As European data indicated an economic slowdown in the offing and the US Federal Reserve signaled there are more rate hikes to come, oil registered the largest weekly fall since early May.

Over the course of the week, West Texas Intermediate fell almost 4%, the most seen since May 5th. Brent Crude was off more than 2% for the week.

This week Fed Chair Jerome Powell indicated  that the Federal Reserve was not done with its policy of monetary tightening, and there would be more rate hikes in the second half of the year. On Friday new data showed that German economic activity slowed much faster than analysts had predicted in June, while France’s economy likely entered a contraction in the second quarter. Meanwhile Powell’s comments lifted the dollar, causing commodities priced in the dollar to lose their appeal to traders.

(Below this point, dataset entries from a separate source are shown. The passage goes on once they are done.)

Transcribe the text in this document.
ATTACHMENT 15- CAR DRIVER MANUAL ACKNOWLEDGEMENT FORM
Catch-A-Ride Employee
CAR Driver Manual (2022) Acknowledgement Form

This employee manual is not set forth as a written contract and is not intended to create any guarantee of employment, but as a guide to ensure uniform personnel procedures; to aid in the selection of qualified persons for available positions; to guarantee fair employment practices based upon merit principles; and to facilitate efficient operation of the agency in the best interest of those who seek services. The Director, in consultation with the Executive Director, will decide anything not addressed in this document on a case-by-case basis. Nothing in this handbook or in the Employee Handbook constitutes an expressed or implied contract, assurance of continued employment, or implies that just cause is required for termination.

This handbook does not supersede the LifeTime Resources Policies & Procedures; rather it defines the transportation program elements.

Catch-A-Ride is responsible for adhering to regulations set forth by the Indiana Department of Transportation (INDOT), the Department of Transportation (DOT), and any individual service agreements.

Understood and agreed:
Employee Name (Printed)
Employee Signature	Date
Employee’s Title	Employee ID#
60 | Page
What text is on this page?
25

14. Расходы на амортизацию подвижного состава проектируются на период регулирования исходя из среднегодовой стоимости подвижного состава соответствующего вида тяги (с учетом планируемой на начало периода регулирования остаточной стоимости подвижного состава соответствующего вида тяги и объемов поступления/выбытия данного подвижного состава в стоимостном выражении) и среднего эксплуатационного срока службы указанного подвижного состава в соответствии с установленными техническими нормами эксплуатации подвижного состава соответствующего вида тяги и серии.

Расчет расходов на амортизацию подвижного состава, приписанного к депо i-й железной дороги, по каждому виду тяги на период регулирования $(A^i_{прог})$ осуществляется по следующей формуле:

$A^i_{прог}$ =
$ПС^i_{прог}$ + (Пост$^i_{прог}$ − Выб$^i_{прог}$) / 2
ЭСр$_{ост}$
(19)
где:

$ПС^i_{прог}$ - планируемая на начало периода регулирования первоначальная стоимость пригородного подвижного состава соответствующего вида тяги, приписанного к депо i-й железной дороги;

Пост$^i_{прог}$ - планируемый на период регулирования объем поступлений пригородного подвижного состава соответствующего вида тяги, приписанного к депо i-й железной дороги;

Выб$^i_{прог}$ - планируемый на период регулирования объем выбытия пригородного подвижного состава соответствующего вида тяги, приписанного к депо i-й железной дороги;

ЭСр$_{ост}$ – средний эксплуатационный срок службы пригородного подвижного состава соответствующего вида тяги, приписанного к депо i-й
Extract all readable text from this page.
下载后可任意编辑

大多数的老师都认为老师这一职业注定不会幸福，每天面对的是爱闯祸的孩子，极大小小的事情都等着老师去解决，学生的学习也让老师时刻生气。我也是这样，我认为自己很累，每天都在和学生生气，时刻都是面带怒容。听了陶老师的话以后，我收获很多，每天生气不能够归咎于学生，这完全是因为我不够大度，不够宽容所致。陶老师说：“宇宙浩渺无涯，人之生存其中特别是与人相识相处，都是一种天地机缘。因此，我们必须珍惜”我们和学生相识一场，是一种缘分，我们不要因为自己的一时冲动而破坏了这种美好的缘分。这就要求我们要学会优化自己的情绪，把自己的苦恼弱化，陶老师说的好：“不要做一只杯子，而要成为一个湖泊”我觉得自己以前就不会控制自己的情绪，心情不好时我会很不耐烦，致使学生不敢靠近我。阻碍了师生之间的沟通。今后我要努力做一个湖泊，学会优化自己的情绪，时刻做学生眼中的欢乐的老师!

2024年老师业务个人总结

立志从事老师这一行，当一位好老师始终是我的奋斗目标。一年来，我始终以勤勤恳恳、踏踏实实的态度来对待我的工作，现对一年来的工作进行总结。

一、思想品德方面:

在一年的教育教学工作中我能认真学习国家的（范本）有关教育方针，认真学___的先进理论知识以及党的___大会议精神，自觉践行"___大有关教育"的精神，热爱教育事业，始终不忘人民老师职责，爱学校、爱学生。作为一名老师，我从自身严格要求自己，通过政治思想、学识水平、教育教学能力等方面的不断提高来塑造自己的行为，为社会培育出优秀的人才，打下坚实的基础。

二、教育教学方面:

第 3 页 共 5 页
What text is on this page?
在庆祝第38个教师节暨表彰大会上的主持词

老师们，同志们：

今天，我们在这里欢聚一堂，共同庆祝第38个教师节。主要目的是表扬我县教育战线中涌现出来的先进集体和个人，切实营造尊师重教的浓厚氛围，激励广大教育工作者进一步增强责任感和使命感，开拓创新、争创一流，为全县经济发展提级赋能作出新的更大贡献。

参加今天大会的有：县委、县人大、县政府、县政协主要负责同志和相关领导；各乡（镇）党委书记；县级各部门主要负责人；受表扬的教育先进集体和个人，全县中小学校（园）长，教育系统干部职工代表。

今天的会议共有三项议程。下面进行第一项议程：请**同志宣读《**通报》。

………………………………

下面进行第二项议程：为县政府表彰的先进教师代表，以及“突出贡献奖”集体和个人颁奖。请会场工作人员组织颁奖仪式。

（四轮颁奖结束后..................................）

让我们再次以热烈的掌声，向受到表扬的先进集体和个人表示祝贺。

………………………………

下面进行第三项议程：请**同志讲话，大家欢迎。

Robert Yawger, director of the futures division at Mizuho Securities USA said, “Fear of higher rates and the associated slowdown in economic activity is putting pressure on the oil patch.” He noted that higher rates will increase the cost of carry, increasing the costs of everything from the storage of oil to shipping it.

Technical trading in recent days has also exacerbated the pace of the moves in the oil markets, as both Brent and West Texas Intermediate fell away sharply following testing of the upper bands in which they’ve been trapped since the beginning of May.

Oil appears poised for a second quarterly loss in a row, as traders worry global demand is declining. Even as OPEC+ has pledged to reduce production output, and Saudi Arabia recently pledged an additional one million barrel per day voluntary cut in its output, global demand appears poised for drops in demand to outstrip declines in output.

Brent’s prompt spread, viewed as a key gauge of market health, has weakened heavily in recent days, reaching its softest point since January.